Alexander Pope Biography and Works.

Alexander Pope Biography and Works.

Alexander Pope was born on May 21, 1688 in Plough Court, Lombard street, London to parents Alexander Pope Senior and Edith. He was an English poet. Alexander Pope was taught to read by his aunt, and went to Twyford School in about 1698/99. He mostly educated himself by reading the works of classical writers, such as the satirists, Horace and Juvenal, the epic poets, Homer and Virgil, as well as English authors, such as Geoffrey Chaucer, William Shakespeare and John Dryden. He also studied many languages and came into contact with figures from the London Literary Society. He died on May 30, 1744.

In 1709, Pope’s Pastorals was published in the sixth part of Tonson’s Poetical Miscellanies. Followed by An Essay on Criticism, published in May 1711, both were equally well received. Pope became friends with Tory writers, John Gay, Jonathan Swift, Thomas Parnell and John Arbuthnot, and together formed the satirical Scriblerus Club around 1711. In March 1713, Windsor Forest was published to great acclaim.

Pope’s next poem, The Rape of the Lock, first published in 1712, with a revised version published in 1714 is sometimes considered Pope’s most popular poem.

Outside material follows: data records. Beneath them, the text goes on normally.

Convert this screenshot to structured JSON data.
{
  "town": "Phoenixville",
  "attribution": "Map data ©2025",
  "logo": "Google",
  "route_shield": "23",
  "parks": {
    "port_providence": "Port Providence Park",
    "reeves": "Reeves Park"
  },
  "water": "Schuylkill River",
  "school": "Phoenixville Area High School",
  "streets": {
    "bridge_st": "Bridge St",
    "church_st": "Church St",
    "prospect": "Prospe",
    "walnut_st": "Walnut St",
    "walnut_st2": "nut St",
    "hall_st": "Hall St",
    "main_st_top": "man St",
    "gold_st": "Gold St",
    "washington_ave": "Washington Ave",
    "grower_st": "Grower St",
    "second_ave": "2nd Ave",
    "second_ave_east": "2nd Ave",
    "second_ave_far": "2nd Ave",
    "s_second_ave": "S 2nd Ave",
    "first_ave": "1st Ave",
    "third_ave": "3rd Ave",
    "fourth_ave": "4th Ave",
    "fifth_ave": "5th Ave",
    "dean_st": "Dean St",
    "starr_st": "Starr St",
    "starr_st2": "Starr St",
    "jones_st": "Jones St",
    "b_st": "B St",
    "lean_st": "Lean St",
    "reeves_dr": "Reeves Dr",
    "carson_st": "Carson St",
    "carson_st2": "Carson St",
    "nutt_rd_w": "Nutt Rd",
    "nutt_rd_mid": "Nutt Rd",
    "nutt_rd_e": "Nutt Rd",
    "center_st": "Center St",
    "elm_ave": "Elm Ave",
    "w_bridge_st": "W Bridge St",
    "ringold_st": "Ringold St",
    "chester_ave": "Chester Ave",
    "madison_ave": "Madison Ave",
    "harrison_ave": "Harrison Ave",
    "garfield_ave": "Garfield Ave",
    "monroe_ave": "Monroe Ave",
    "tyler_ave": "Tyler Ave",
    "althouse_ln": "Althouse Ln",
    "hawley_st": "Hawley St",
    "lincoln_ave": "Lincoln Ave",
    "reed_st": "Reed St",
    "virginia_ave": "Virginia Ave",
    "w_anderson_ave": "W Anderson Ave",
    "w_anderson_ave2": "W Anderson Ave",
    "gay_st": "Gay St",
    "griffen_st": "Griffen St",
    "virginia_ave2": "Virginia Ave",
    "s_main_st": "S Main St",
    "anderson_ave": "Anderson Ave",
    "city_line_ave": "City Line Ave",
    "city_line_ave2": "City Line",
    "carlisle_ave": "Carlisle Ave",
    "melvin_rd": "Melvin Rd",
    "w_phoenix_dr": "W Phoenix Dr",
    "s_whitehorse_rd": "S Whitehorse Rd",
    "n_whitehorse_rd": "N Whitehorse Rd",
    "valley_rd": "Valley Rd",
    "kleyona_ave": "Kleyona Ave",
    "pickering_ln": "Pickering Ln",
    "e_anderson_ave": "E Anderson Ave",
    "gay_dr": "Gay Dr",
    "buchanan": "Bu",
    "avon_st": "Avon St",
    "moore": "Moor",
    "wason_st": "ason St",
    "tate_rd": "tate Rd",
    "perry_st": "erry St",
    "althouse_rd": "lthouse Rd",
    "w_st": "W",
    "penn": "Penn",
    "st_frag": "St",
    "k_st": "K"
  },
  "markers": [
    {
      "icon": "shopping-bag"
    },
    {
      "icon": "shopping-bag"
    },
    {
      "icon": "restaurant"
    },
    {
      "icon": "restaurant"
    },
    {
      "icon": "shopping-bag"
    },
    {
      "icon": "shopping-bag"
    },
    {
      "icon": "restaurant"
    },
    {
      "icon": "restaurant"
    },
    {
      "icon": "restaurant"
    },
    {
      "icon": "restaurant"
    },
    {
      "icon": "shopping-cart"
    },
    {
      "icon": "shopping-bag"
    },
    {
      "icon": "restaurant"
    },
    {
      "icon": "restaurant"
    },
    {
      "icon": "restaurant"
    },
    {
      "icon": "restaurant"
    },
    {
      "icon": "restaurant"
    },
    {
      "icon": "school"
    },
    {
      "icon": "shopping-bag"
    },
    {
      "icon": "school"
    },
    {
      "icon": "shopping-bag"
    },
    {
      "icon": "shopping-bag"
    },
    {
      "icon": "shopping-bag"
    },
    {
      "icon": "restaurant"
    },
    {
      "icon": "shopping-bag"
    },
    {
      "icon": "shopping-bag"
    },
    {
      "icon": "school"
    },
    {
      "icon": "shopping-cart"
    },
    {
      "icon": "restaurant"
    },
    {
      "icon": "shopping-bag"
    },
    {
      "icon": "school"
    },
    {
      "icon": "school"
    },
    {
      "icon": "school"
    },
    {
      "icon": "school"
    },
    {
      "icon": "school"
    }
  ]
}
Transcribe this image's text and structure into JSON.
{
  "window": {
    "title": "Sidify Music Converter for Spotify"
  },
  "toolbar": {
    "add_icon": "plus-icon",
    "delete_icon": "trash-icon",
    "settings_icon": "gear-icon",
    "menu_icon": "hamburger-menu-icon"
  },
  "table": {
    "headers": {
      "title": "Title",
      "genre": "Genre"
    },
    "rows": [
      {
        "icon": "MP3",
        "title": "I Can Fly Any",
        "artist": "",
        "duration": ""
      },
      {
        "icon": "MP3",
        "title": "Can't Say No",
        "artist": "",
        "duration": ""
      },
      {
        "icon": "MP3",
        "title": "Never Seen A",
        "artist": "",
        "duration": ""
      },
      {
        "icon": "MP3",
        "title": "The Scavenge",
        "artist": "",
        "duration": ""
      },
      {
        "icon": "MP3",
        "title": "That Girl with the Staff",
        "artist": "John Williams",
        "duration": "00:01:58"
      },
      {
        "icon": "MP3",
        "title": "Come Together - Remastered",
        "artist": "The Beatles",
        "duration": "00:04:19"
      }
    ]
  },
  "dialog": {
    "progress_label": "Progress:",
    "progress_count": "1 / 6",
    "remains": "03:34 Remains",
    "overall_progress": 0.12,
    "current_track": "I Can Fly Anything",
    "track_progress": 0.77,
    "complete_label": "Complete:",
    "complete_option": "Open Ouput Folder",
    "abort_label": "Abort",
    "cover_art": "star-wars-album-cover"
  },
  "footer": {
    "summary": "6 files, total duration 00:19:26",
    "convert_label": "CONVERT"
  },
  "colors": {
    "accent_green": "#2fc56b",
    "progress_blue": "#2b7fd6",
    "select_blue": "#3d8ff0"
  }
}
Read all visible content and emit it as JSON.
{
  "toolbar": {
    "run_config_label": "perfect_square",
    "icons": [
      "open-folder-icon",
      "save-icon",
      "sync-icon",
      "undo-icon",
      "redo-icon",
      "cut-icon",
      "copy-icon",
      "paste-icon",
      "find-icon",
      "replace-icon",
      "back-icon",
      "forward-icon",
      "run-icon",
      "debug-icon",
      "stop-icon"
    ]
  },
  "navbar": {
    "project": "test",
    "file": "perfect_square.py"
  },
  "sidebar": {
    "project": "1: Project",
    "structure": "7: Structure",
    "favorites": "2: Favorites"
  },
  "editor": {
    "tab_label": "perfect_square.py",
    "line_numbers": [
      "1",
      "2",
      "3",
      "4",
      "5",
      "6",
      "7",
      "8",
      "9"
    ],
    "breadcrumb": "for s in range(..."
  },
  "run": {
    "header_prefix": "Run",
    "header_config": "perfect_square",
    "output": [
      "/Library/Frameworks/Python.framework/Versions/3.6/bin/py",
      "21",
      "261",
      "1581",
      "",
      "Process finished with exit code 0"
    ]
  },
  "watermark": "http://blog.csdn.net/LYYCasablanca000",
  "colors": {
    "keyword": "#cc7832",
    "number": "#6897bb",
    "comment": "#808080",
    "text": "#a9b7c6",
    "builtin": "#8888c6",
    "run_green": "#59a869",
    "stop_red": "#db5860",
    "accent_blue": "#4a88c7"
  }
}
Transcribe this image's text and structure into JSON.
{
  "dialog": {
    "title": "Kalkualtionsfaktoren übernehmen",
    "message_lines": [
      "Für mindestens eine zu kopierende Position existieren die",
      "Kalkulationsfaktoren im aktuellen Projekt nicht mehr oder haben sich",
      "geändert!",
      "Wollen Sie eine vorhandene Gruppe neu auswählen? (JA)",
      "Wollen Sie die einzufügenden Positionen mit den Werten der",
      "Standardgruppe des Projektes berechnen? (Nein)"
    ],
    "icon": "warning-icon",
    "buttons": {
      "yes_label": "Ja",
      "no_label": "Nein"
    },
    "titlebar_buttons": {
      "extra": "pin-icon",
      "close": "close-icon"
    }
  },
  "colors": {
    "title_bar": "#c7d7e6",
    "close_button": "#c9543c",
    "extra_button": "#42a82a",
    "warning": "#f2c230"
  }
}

Alexander Pope contributed to Addison’s play, Cato, as well as writing for The Guardian and The Spectator.

In 1731, Pope published his “Epistle to Burlington”, on the subject of architecture, the first of four poems which would later be grouped under the title, Moral Essays. Pope wrote An Essay on Man (1733), then the Imitations of Horace followed (1733-38). Pope also added a wholly original poem, An Epistle to Doctor Arbuthnot, as an introduction to the “Imitations”. After 1738, Pope wrote little.